Sex-specific mortality costs of dispersal during the post-settlement stage promote male philopatry in a resident passerine

Pakanen, Veli-Matti; Koivula, Kari; Orell, Markku; Rytkönen, Seppo; Lahti, Kimmo
October 2016
Behavioral Ecology & Sociobiology;Oct2016, Vol. 70 Issue 10, p1727
Academic Journal
The costs and benefits of dispersal that select for sex-biased dispersal are still poorly understood. Many studies examine fitness consequences of dispersal after first breeding, while dispersal costs are most likely paid before first breeding during the movement, settlement, and post-settlement stages. We studied survival correlates of dispersal between flock settlement and first breeding during the first winter of juvenile willow tits ( Poecile montanus), a small passerine that has female-biased natal dispersal, but shows no dispersal-associated survival differences after first breeding. This resident food-hoarding species winters in small stable non-kin territorial flocks. We collected capture-recapture data by following flocks from autumn to the following spring.
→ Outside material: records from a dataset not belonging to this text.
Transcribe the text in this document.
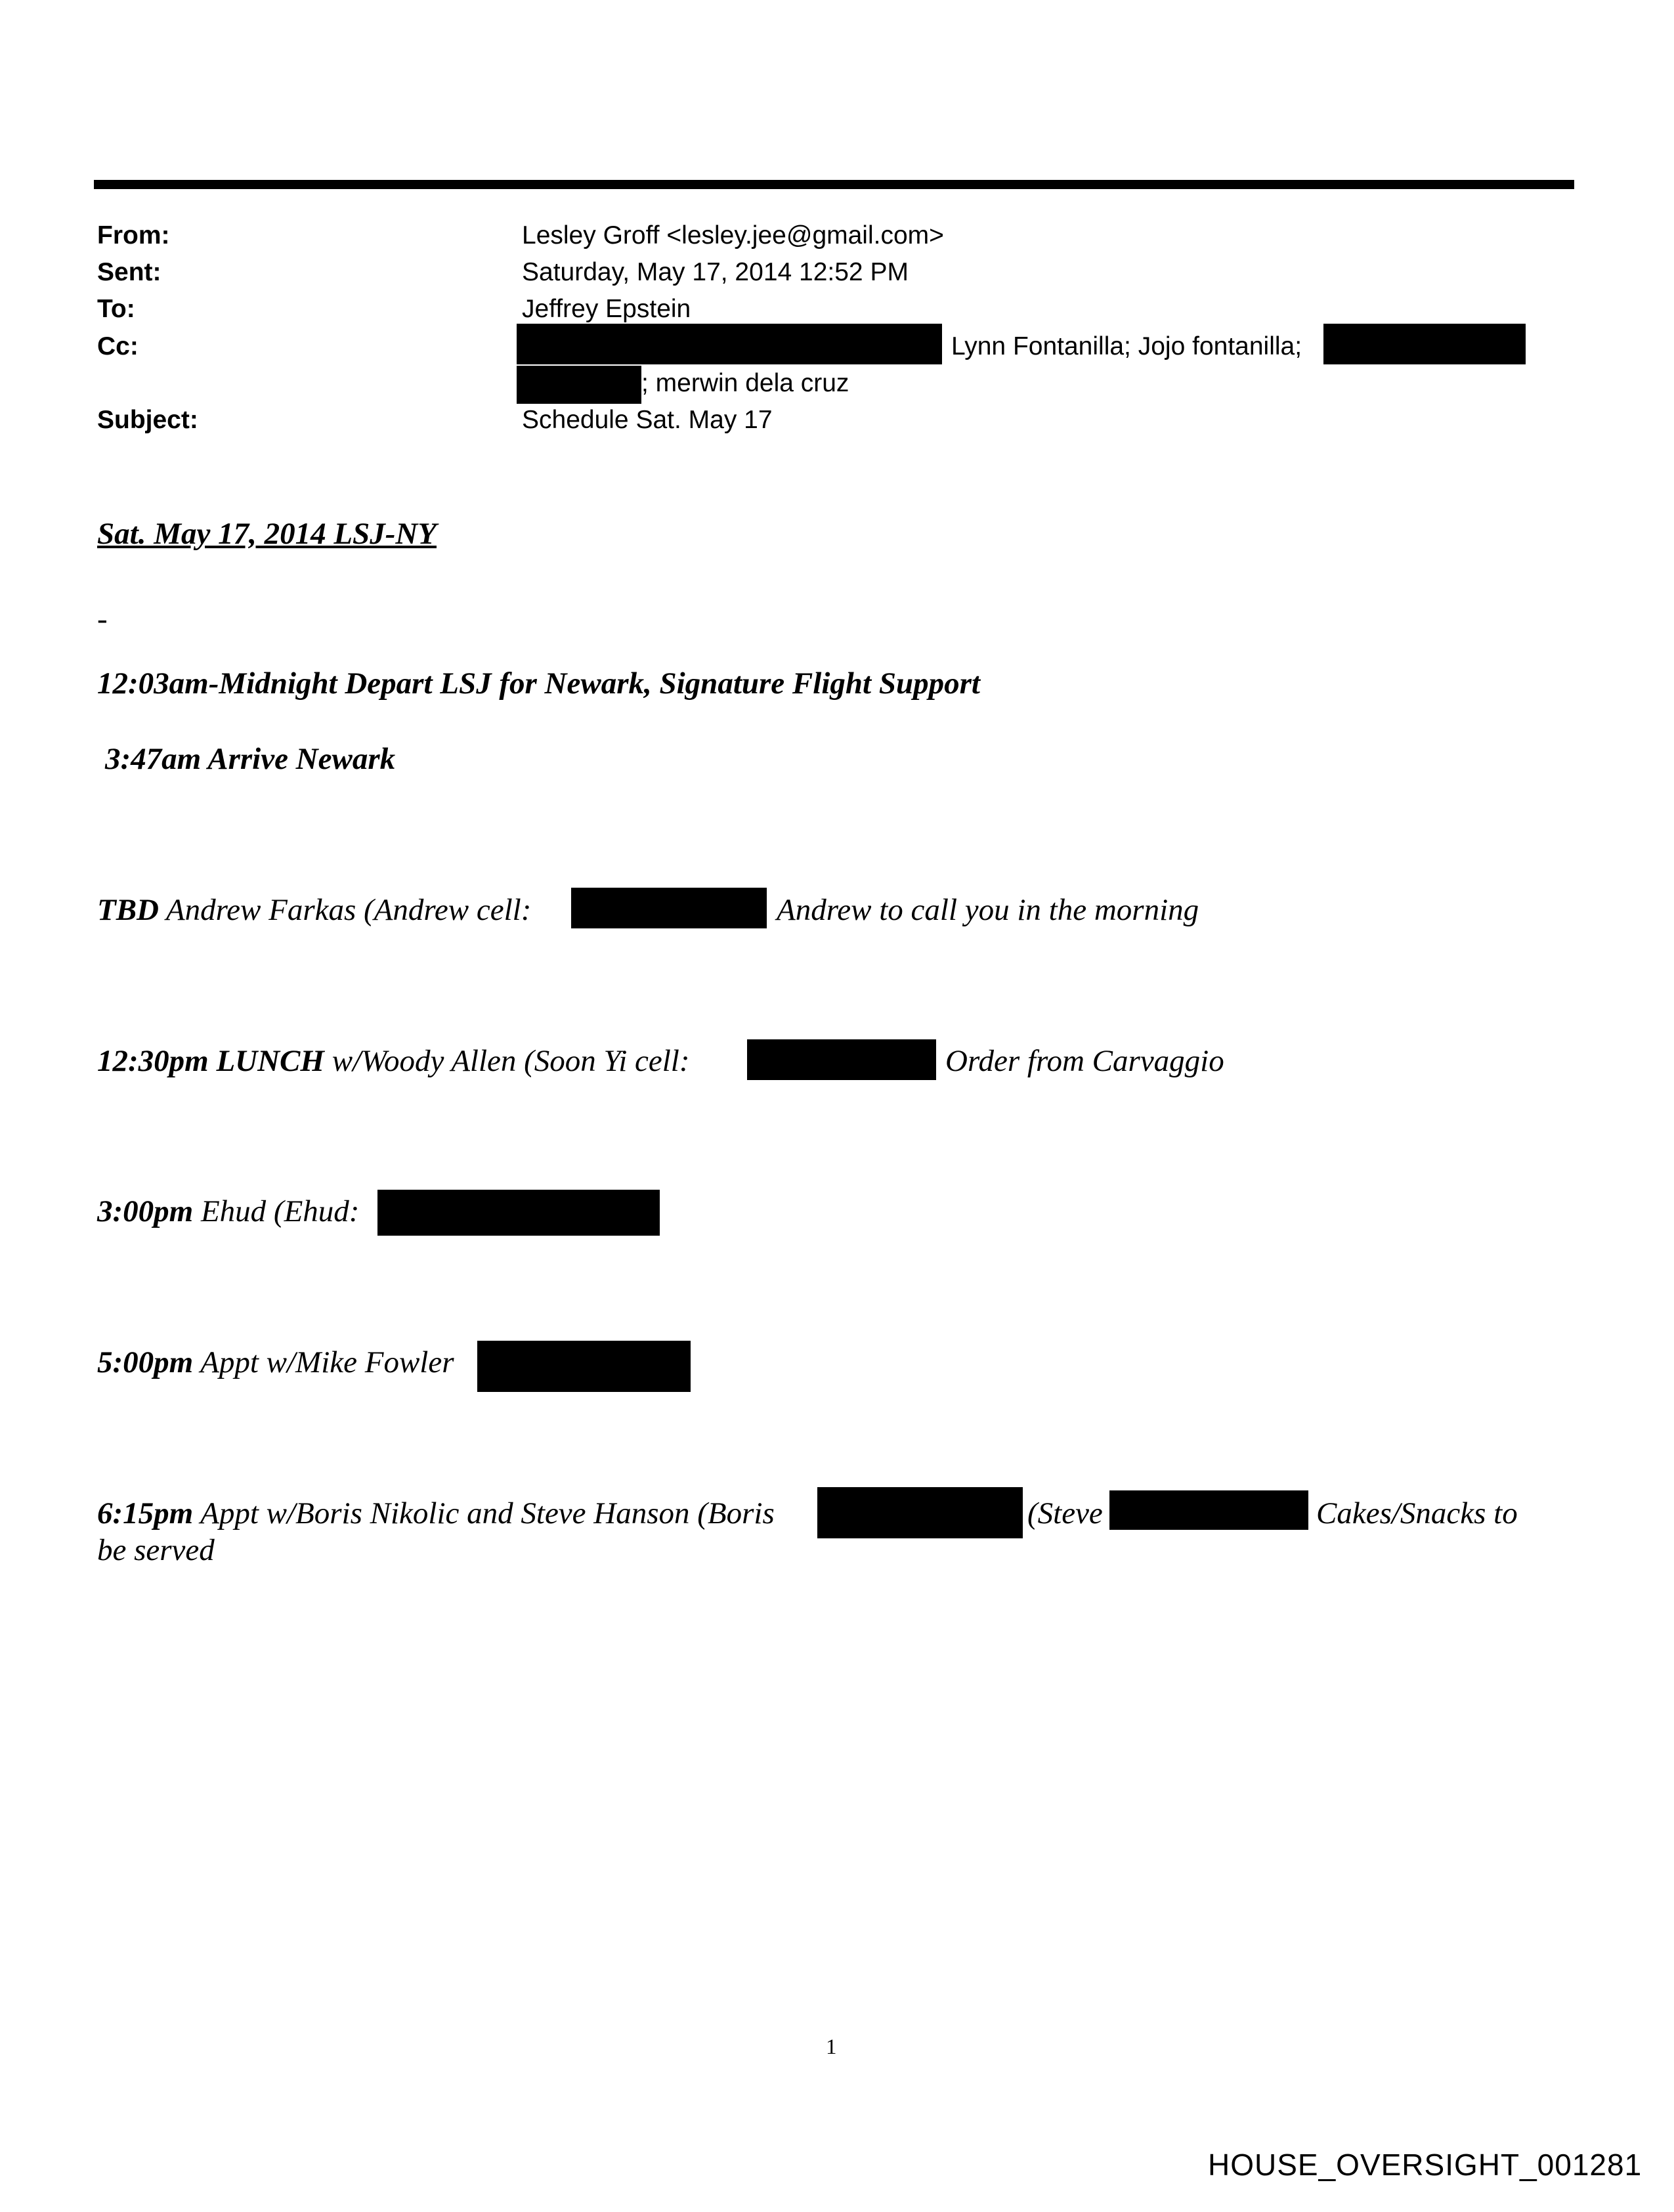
From:	Lesley Groff <lesley.jee@gmail.com>
Sent:	Saturday, May 17, 2014 12:52 PM
To:	Jeffrey Epstein
Cc:	Lynn Fontanilla; Jojo fontanilla;
; merwin dela cruz
Subject:	Schedule Sat. May 17
Sat. May 17, 2014 LSJ-NY
-
12:03am-Midnight Depart LSJ for Newark, Signature Flight Support
3:47am Arrive Newark
TBD Andrew Farkas (Andrew cell:	Andrew to call you in the morning
12:30pm LUNCH w/Woody Allen (Soon Yi cell:	Order from Carvaggio
3:00pm Ehud (Ehud:
5:00pm Appt w/Mike Fowler
6:15pm Appt w/Boris Nikolic and Steve Hanson (Boris	(Steve	Cakes/Snacks to
be served
1
HOUSE_OVERSIGHT_001281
We compared monthly survival and return rates of juveniles that were born and recruited within the study area (philopatric juveniles) and juveniles that originated from outside the study area (immigrant juveniles). Among males, survival was highest for philopatric juveniles whereas survival of females was higher among immigrant juveniles, providing one explanation for the female-biased natal dispersal observed in the species. Philopatric males may benefit from prior residency either through increased site familiarity and knowledge of winter food resources and/or by gaining higher social ranks during flock establishment. However, rank data provided little support for the latter hypothesis. Other mechanisms such as increased ability to find high-quality flocks and mates may be important for female survival. Our results provide further evidence that dispersal costs are paid mainly before first breeding and that sex-specific costs of dispersal play a role in the evolution of sex-biased dispersal. Significance statement: This paper shows that female-biased dispersal can be a consequence of sex-specific costs and benefits of dispersal during the post-settlement stage of the dispersal process which is a very poorly understood stage in dispersal theory. By examining correlates of dispersal before rather than after first breeding as it is usually done, our study aids in understanding the selection pressures modifying dispersal strategies. Our results have wide applicability because there are many resident taxa similar to the willow tit (our study species) that have a settlement stage and a prolonged non-reproductive phase before their first reproduction.